Farideh Shojai, vice president of the Islamic Republic of Iran Football Federation (IRIFF) for Women's Affairs

The world federation, however, insists that both Iranian and Jordanian football officials were "informed thoroughly" of the need to comply with its rules on head-covering, which ban so-called "snoods" -- close-fitting headscarves that covers the hair, ears, and neck.

"FIFA's decision in March 2010 which permitted that players be allowed to wear a cap that covers their head to the hairline, but which does not extend below the ears to cover the neck, was still applicable for this qualifying tournament," FIFA said in a statement.

"Despite initial assurances that the Iranian delegation understood this, the players came out wearing the hijab, and the head and neck totally covered, which was an infringement of the Laws of the Game," the statement said.
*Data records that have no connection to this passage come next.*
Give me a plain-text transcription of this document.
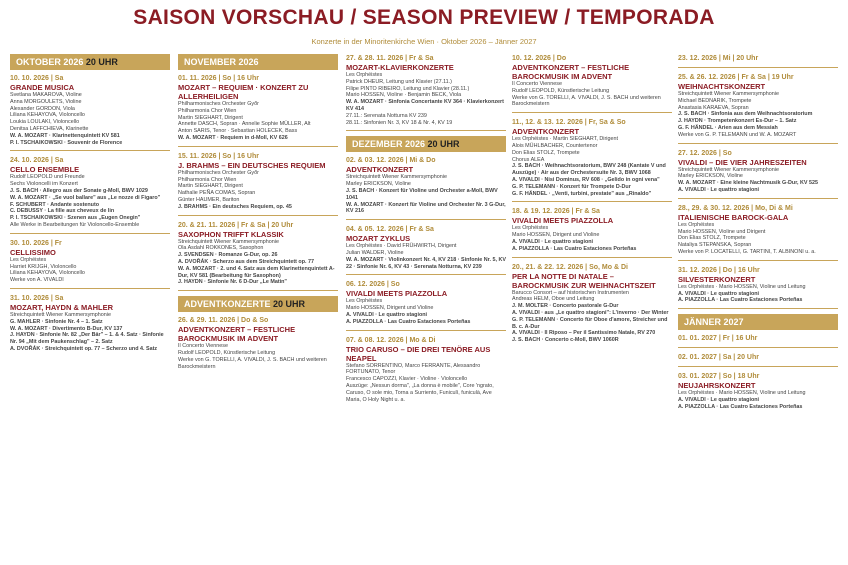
SAISON VORSCHAU / SEASON PREVIEW / TEMPORADA
Konzerte in der Minoritenkirche Wien · Oktober 2026 – Jänner 2027
OKTOBER 2026 20 UHR
10. 10. 2026 | Sa
GRANDE MUSICA
Svetlana MAKAROVA, Violine
Anna MORGOULETS, Violine
Alexander GORDON, Viola
Liliana KEHAYOVA, Violoncello
Loukia LOULAKI, Violoncello
Denitsa LAFFCHIEVA, Klarinette
W. A. MOZART · Klarinettenquintett KV 581
P. I. TSCHAIKOWSKI · Souvenir de Florence
24. 10. 2026 | Sa
CELLO ENSEMBLE
Rudolf LEOPOLD und Freunde
Sechs Violoncelli im Konzert
J. S. BACH · Allegro aus der Sonate g-Moll, BWV 1029
W. A. MOZART · „Se vuol ballare" aus „Le nozze di Figaro"
F. SCHUBERT · Andante sostenuto
C. DEBUSSY · La fille aux cheveux de lin
P. I. TSCHAIKOWSKI · Szenen aus „Eugen Onegin"
Alle Werke in Bearbeitungen für Violoncello-Ensemble
30. 10. 2026 | Fr
CELLISSIMO
Les Orphéistes
Harriet KRIJGH, Violoncello
Liliana KEHAYOVA, Violoncello
Werke von A. VIVALDI
31. 10. 2026 | Sa
MOZART, HAYDN & MAHLER
Streichquintett Wiener Kammersymphonie
G. MAHLER · Sinfonie Nr. 4 – 1. Satz
W. A. MOZART · Divertimento B-Dur, KV 137
J. HAYDN · Sinfonie Nr. 82 „Der Bär" – 1. & 4. Satz · Sinfonie Nr. 94 „Mit dem Paukenschlag" – 2. Satz
A. DVOŘÁK · Streichquintett op. 77 – Scherzo und 4. Satz
NOVEMBER 2026
01. 11. 2026 | So | 16 Uhr
MOZART – REQUIEM · KONZERT ZU ALLERHEILIGEN
Philharmonisches Orchester Győr
Philharmonia Chor Wien
Martin SIEGHART, Dirigent
Annette DASCH, Sopran · Annelie Sophie MÜLLER, Alt
Anton SARIS, Tenor · Sebastian HOLECEK, Bass
W. A. MOZART · Requiem in d-Moll, KV 626
15. 11. 2026 | So | 16 Uhr
J. BRAHMS – EIN DEUTSCHES REQUIEM
Philharmonisches Orchester Győr
Philharmonia Chor Wien
Martin SIEGHART, Dirigent
Nathalie PEÑA COMAS, Sopran
Günter HAUMER, Bariton
J. BRAHMS · Ein deutsches Requiem, op. 45
20. & 21. 11. 2026 | Fr & Sa | 20 Uhr
SAXOPHON TRIFFT KLASSIK
Streichquintett Wiener Kammersymphonie
Ola Asdahl ROKKONES, Saxophon
J. SVENDSEN · Romanze G-Dur, op. 26
A. DVOŘÁK · Scherzo aus dem Streichquintett op. 77
W. A. MOZART · 2. und 4. Satz aus dem Klarinettenquintett A-Dur, KV 581 (Bearbeitung für Saxophon)
J. HAYDN · Sinfonie Nr. 6 D-Dur „Le Matin"
ADVENTKONZERTE 20 UHR
26. & 29. 11. 2026 | Do & So
ADVENTKONZERT – FESTLICHE BAROCKMUSIK IM ADVENT
Il Concerto Viennese
Rudolf LEOPOLD, Künstlerische Leitung
Werke von G. TORELLI, A. VIVALDI, J. S. BACH und weiteren Barockmeistern
27. & 28. 11. 2026 | Fr & Sa
MOZART-KLAVIERKONZERTE
Les Orphéistes
Patrick DHEUR, Leitung und Klavier (27.11.)
Filipe PINTO RIBEIRO, Leitung und Klavier (28.11.)
Mario HOSSEN, Violine · Benjamin BECK, Viola
W. A. MOZART · Sinfonia Concertante KV 364 · Klavierkonzert KV 414
27.11.: Serenata Notturna KV 239
28.11.: Sinfonien Nr. 3, KV 18 & Nr. 4, KV 19
DEZEMBER 2026 20 UHR
02. & 03. 12. 2026 | Mi & Do
ADVENTKONZERT
Streichquintett Wiener Kammersymphonie
Marley ERICKSON, Violine
J. S. BACH · Konzert für Violine und Orchester a-Moll, BWV 1041
W. A. MOZART · Konzert für Violine und Orchester Nr. 3 G-Dur, KV 216
04. & 05. 12. 2026 | Fr & Sa
MOZART ZYKLUS
Les Orphéistes · David FRÜHWIRTH, Dirigent
Julian WALDER, Violine
W. A. MOZART · Violinkonzert Nr. 4, KV 218 · Sinfonie Nr. 5, KV 22 · Sinfonie Nr. 6, KV 43 · Serenata Notturna, KV 239
06. 12. 2026 | So
VIVALDI MEETS PIAZZOLLA
Les Orphéistes
Mario HOSSEN, Dirigent und Violine
A. VIVALDI · Le quattro stagioni
A. PIAZZOLLA · Las Cuatro Estaciones Porteñas
07. & 08. 12. 2026 | Mo & Di
TRIO CARUSO – DIE DREI TENÖRE AUS NEAPEL
Stefano SORRENTINO, Marco FERRANTE, Alessandro FORTUNATO, Tenor
Francesco CAPOZZI, Klavier · Violine · Violoncello
Auszüge: „Nessun dorma", „La donna è mobile", Core 'ngrato, Caruso, O sole mio, Torna a Surriento, Funiculì, funiculà, Ave Maria, O Holy Night u. a.
10. 12. 2026 | Do
ADVENTKONZERT – FESTLICHE BAROCKMUSIK IM ADVENT
Il Concerto Viennese
Rudolf LEOPOLD, Künstlerische Leitung
Werke von G. TORELLI, A. VIVALDI, J. S. BACH und weiteren Barockmeistern
11., 12. & 13. 12. 2026 | Fr, Sa & So
ADVENTKONZERT
Les Orphéistes · Martin SIEGHART, Dirigent
Alois MÜHLBACHER, Countertenor
Don Elias STOLZ, Trompete
Chorus ALEA
J. S. BACH · Weihnachtsoratorium, BWV 248 (Kantate V und Auszüge) · Air aus der Orchestersuite Nr. 3, BWV 1068
A. VIVALDI · Nisi Dominus, RV 608 · „Gelido in ogni vena"
G. P. TELEMANN · Konzert für Trompete D-Dur
G. F. HÄNDEL · „Venti, turbini, prestate" aus „Rinaldo"
18. & 19. 12. 2026 | Fr & Sa
VIVALDI MEETS PIAZZOLLA
Les Orphéistes
Mario HOSSEN, Dirigent und Violine
A. VIVALDI · Le quattro stagioni
A. PIAZZOLLA · Las Cuatro Estaciones Porteñas
20., 21. & 22. 12. 2026 | So, Mo & Di
PER LA NOTTE DI NATALE – BAROCKMUSIK ZUR WEIHNACHTSZEIT
Barucco Consort – auf historischen Instrumenten
Andreas HELM, Oboe und Leitung
J. M. MOLTER · Concerto pastorale G-Dur
A. VIVALDI · aus „Le quattro stagioni": L'inverno · Der Winter
G. P. TELEMANN · Concerto für Oboe d'amore, Streicher und B. c. A-Dur
A. VIVALDI · Il Riposo – Per il Santissimo Natale, RV 270
J. S. BACH · Concerto c-Moll, BWV 1060R
23. 12. 2026 | Mi | 20 Uhr
25. & 26. 12. 2026 | Fr & Sa | 19 Uhr
WEIHNACHTSKONZERT
Streichquintett Wiener Kammersymphonie
Michael BEDNARIK, Trompete
Anastasia KARAEVA, Sopran
J. S. BACH · Sinfonia aus dem Weihnachtsoratorium
J. HAYDN · Trompetenkonzert Es-Dur – 1. Satz
G. F. HÄNDEL · Arien aus dem Messiah
Werke von G. P. TELEMANN und W. A. MOZART
27. 12. 2026 | So
VIVALDI – DIE VIER JAHRESZEITEN
Streichquintett Wiener Kammersymphonie
Marley ERICKSON, Violine
W. A. MOZART · Eine kleine Nachtmusik G-Dur, KV 525
A. VIVALDI · Le quattro stagioni
28., 29. & 30. 12. 2026 | Mo, Di & Mi
ITALIENISCHE BAROCK-GALA
Les Orphéistes
Mario HOSSEN, Violine und Dirigent
Don Elias STOLZ, Trompete
Nataliya STEPANSKA, Sopran
Werke von P. LOCATELLI, G. TARTINI, T. ALBINONI u. a.
31. 12. 2026 | Do | 16 Uhr
SILVESTERKONZERT
Les Orphéistes · Mario HOSSEN, Violine und Leitung
A. VIVALDI · Le quattro stagioni
A. PIAZZOLLA · Las Cuatro Estaciones Porteñas
JÄNNER 2027
01. 01. 2027 | Fr | 16 Uhr
02. 01. 2027 | Sa | 20 Uhr
03. 01. 2027 | So | 18 Uhr
NEUJAHRSKONZERT
Les Orphéistes · Mario HOSSEN, Violine und Leitung
A. VIVALDI · Le quattro stagioni
A. PIAZZOLLA · Las Cuatro Estaciones Porteñas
This is not the first controversy over FIFA's dress rules for women.

Blatter himself came under fire in 2004 after suggesting that female football players don a "more feminine garb" that would include "tighter shorts."

based on RFE/RL and agency reports
This forum has been closed.
Comment Sorting
by: John from: San Francisco,CA
June 07, 2011 17:11
I wonder how the athletes feel. I know the team from Norway was upset they couldnt wear viking helmets but they understood the rules and didnt want any conflicts. Too bad for the Iranian womens team they will miss an opportunity to represent their country.
In Response

by: Jamshid from: Bandar Torkaman
June 07, 2011 20:00
Fifa is a private organization. It runs its own rules. If you cannot abide by them, then get lost.
In Response

by: Banafsheh from: New York
June 07, 2011 21:11
Representing our country is one thing, representing however a regime that treats women like second class citizens is another. Frankly, though I'm an Iranian woman and I would love to see these women excel in their athletics, I am remiss at how they cannot stand up for being a woman first and then a footballer. The gender issue here is paramount and that must be where they need to stand up with FIFA against the regime that puts them down.
In Response

by: Morten from: Norway
June 08, 2011 08:55
What is the source of that statement about the viking helmets? As a norwegian that follow womens soccer, this was totally new information for me. I searched in norwegian and english to try and verify what you wrote. there is not even a single link to anything that looks like that statement could come from.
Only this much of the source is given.